Но после сентябрьской катастрофы в течение нескольких недель мне казалось, что контакт с природой полностью утрачен, словно я от нее отделился. Самый прекрасный закат, самый дивный вид — все было для меня совершенно чужим. Потому столь ярко запомнился первый заново пережитый пейзаж. Был уже конец ноября, на рассвете за красными стенами нашего дома внезапно «взорвалось» бенгальскими огнями небо, полное розовых, сверкающих, словно наэлектризованных облаков, пронизанных полосами ясной лазури. На этом фоне огромная, свежевыстроенная ограда из мощных заостренных кольев светилась золотисто-рыжеватым светом, деревянная будка, не освещенная лучами солнца, имела цвет сапфира, а за оградой вдали виднелись огромные деревья со светло-голубыми, светлее неба, стволами, усеянные тысячами черных галок и ворон.

Время шло, и понемногу ко мне возвращалось восприятие форм и красок. Это был признак постепенного возвращения к жизни, даже к радости жизни, несмотря ни на что.

Нам приказали строить новые бараки. Они были готовы уже к Рождеству. Эти новые бараки (вместе со старыми зданиями их было двадцать с небольшим) были более холодными, но хотя бы без клопов, чистые, проходы между нарами имели названия, как улицы; после перевода в один из этих бараков я жил на углу Львовской и улицы Норвида.
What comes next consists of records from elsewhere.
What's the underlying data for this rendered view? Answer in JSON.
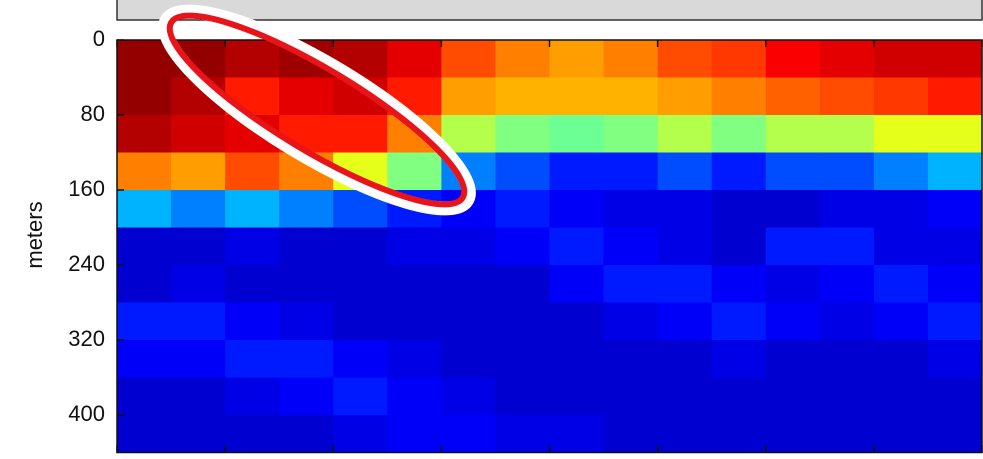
{
  "chart_data": {
    "type": "heatmap",
    "ylabel": "meters",
    "ylim": [
      0,
      440
    ],
    "yticks": [
      0,
      80,
      160,
      240,
      320,
      400
    ],
    "colormap": "jet",
    "z": [
      [
        0.98,
        0.98,
        0.95,
        0.75,
        0.3,
        0.08,
        0.08,
        0.15,
        0.12,
        0.08,
        0.08
      ],
      [
        0.98,
        0.95,
        0.92,
        0.72,
        0.25,
        0.08,
        0.1,
        0.15,
        0.12,
        0.08,
        0.08
      ],
      [
        0.95,
        0.85,
        0.9,
        0.8,
        0.3,
        0.1,
        0.08,
        0.12,
        0.15,
        0.1,
        0.08
      ],
      [
        0.97,
        0.9,
        0.85,
        0.75,
        0.25,
        0.08,
        0.08,
        0.1,
        0.15,
        0.12,
        0.08
      ],
      [
        0.95,
        0.92,
        0.85,
        0.6,
        0.2,
        0.08,
        0.08,
        0.08,
        0.12,
        0.15,
        0.1
      ],
      [
        0.9,
        0.85,
        0.75,
        0.5,
        0.15,
        0.1,
        0.08,
        0.08,
        0.1,
        0.12,
        0.12
      ],
      [
        0.8,
        0.72,
        0.55,
        0.25,
        0.12,
        0.1,
        0.08,
        0.08,
        0.08,
        0.1,
        0.12
      ],
      [
        0.75,
        0.7,
        0.5,
        0.2,
        0.15,
        0.12,
        0.08,
        0.08,
        0.08,
        0.08,
        0.1
      ],
      [
        0.72,
        0.7,
        0.48,
        0.15,
        0.12,
        0.15,
        0.12,
        0.08,
        0.08,
        0.08,
        0.1
      ],
      [
        0.75,
        0.7,
        0.5,
        0.15,
        0.1,
        0.12,
        0.15,
        0.1,
        0.08,
        0.08,
        0.08
      ],
      [
        0.8,
        0.72,
        0.55,
        0.2,
        0.1,
        0.1,
        0.15,
        0.12,
        0.08,
        0.08,
        0.08
      ],
      [
        0.82,
        0.75,
        0.5,
        0.15,
        0.08,
        0.08,
        0.12,
        0.15,
        0.1,
        0.08,
        0.08
      ],
      [
        0.88,
        0.78,
        0.55,
        0.2,
        0.08,
        0.15,
        0.1,
        0.12,
        0.08,
        0.08,
        0.08
      ],
      [
        0.9,
        0.8,
        0.55,
        0.2,
        0.1,
        0.15,
        0.12,
        0.1,
        0.08,
        0.08,
        0.08
      ],
      [
        0.92,
        0.82,
        0.6,
        0.25,
        0.1,
        0.1,
        0.15,
        0.12,
        0.08,
        0.08,
        0.08
      ],
      [
        0.92,
        0.85,
        0.6,
        0.3,
        0.12,
        0.1,
        0.12,
        0.15,
        0.1,
        0.08,
        0.08
      ]
    ]
  }
}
Если празднование 11 ноября было первым общим патриотическим и нравственным порывом, который помог нам всем взять в свои руки и постепенно организовать наш втиснутый в 15 гектаров коллектив, то еще более благословенное влияние на существование всего лагерного сообщества оказали праздники. Без преувеличения можно утверждать, что именно Рождество стало началом новой, более осмысленной главы в нашей старобельской жизни. На это повлиял еще один факт: первые письма, которые мы получили от наших близких, пришли сразу после 20 декабря, и даже у тех, кто их не получил, создалось ощущение, будто разомкнулся круг нашего одиночества. Как будто мы уже не были навеки заживо погребены в чуждом и враждебном нам мире.

Не знаю откуда и не знаю как, поскольку сам в то время лишь недавно вышел из госпиталя, наши раздобыли даже маленькие елочки; на всех нарах, во всех помещениях отмечали Сочельник. Были даже облатки с изображением Святого Семейства, которое умудрился с помощью формы, сделанной втайне от большевиков, оттиснуть на облатках незабвенный прекрасный польский художник Мантейфель, который тоже был с нами в Старобельске.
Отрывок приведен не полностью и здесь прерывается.